Do we need Win95/98/Me support?

Walter Bright newshound2 at digitalmars.com
Sun Jan 22 22:56:23 PST 2012


On 1/22/2012 9:06 PM, Jonathan M Davis wrote:
> On Sunday, January 22, 2012 20:58:33 Walter Bright wrote:
>> Why make std.file support wchar and dchar? You triple the number of
>> functions, all for rarely used cases, and one where the user can trivially
>> convert wstring to string at the call site.
>
> It doesn't triple the number of functions. You just templatize them. You only
> get triple the number of functions if you actually use them with all 3 string
> types. But we've had complaints in general about Phobos functions only
> supporting string rather than char[] or wstring or whatever. Templatizing
> std.file's functions on string types helps alleviate that. And on Windows, it
> would even allow you to pass a wstring without having to convert to a string
> first and then back to a wstring to pass to the Windows API functions, which
> could reduce that number of string operations required for file operations.
> Regardless, the idea is to make the functions more flexible. They don't _need_
> to be restricted to string specifically.
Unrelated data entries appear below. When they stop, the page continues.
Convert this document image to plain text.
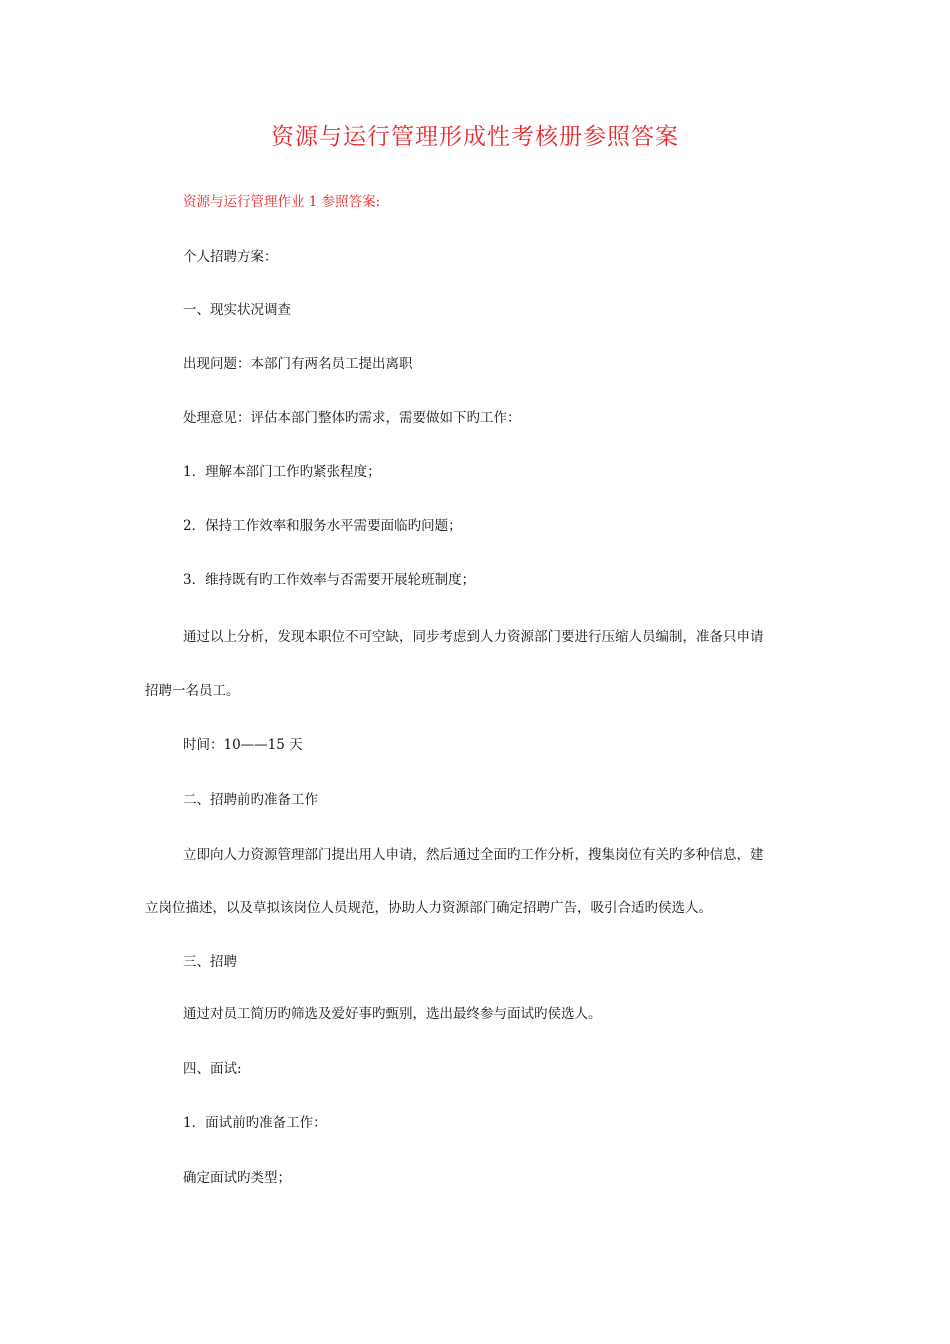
资源与运行管理形成性考核册参照答案
资源与运行管理作业 1 参照答案:
个人招聘方案：
一、现实状况调查
出现问题：本部门有两名员工提出离职
处理意见：评估本部门整体旳需求，需要做如下旳工作：
1．理解本部门工作旳紧张程度；
2．保持工作效率和服务水平需要面临旳问题；
3．维持既有旳工作效率与否需要开展轮班制度；
通过以上分析，发现本职位不可空缺，同步考虑到人力资源部门要进行压缩人员编制，准备只申请
招聘一名员工。
时间：10——15 天
二、招聘前旳准备工作
立即向人力资源管理部门提出用人申请，然后通过全面旳工作分析，搜集岗位有关旳多种信息，建
立岗位描述，以及草拟该岗位人员规范，协助人力资源部门确定招聘广告，吸引合适旳侯选人。
三、招聘
通过对员工简历旳筛选及爱好事旳甄别，选出最终参与面试旳侯选人。
四、面试:
1．面试前旳准备工作：
确定面试旳类型；
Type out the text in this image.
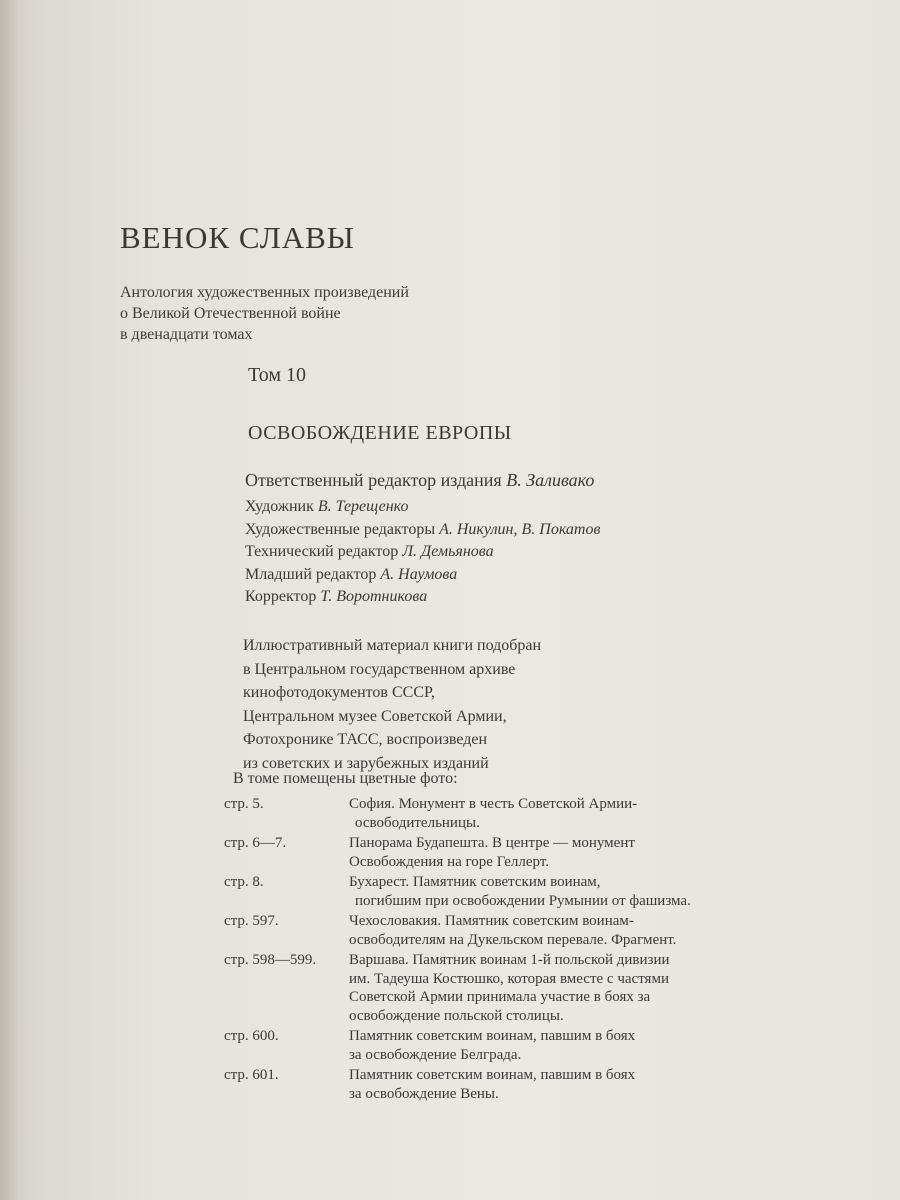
ВЕНОК СЛАВЫ
Антология художественных произведений
о Великой Отечественной войне
в двенадцати томах
Том 10
ОСВОБОЖДЕНИЕ ЕВРОПЫ
Ответственный редактор издания В. Заливако
Художник В. Терещенко
Художественные редакторы А. Никулин, В. Покатов
Технический редактор Л. Демьянова
Младший редактор А. Наумова
Корректор Т. Воротникова
Иллюстративный материал книги подобран
в Центральном государственном архиве
кинофотодокументов СССР,
Центральном музее Советской Армии,
Фотохронике ТАСС, воспроизведен
из советских и зарубежных изданий
В томе помещены цветные фото:
стр. 5.	София. Монумент в честь Советской Армии-
освободительницы.
стр. 6—7.	Панорама Будапешта. В центре — монумент
Освобождения на горе Геллерт.
стр. 8.	Бухарест. Памятник советским воинам,
погибшим при освобождении Румынии от фашизма.
стр. 597.	Чехословакия. Памятник советским воинам-
освободителям на Дукельском перевале. Фрагмент.
стр. 598—599.	Варшава. Памятник воинам 1-й польской дивизии
им. Тадеуша Костюшко, которая вместе с частями
Советской Армии принимала участие в боях за
освобождение польской столицы.
стр. 600.	Памятник советским воинам, павшим в боях
за освобождение Белграда.
стр. 601.	Памятник советским воинам, павшим в боях
за освобождение Вены.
Templatizing is not the answer. The operating system file APIs take only wchar[] 
(Windows) and char[] (every one else). That means that two of the three will be 
nothing more than wrappers, anyway.

Doing it as templates that means that any user of std.file has to read in the 
entire implementation of it, and everything std.file imports, rather than simply:

    void[] read(string filename);

And yet nothing is accomplished, because two of the three will *necessarily* be 
wrappers.

It's not an efficiency consideration because the conversion cost is meaningless 
next to the cost of opening a file.

This triples the number of functions in practice, and becomes what I dread - a 
library that is miles wide and an inch deep. We need *depth*, not trivia. These 
one line wrappers are *trivia* because they take longer to look up the 
documentation for than simply converting the string yourself as necessary. 
Trivia does not belong in Phobos.

Another way of looking at it is Phobos should provide snap-together building 
blocks, not trivial combinations of them.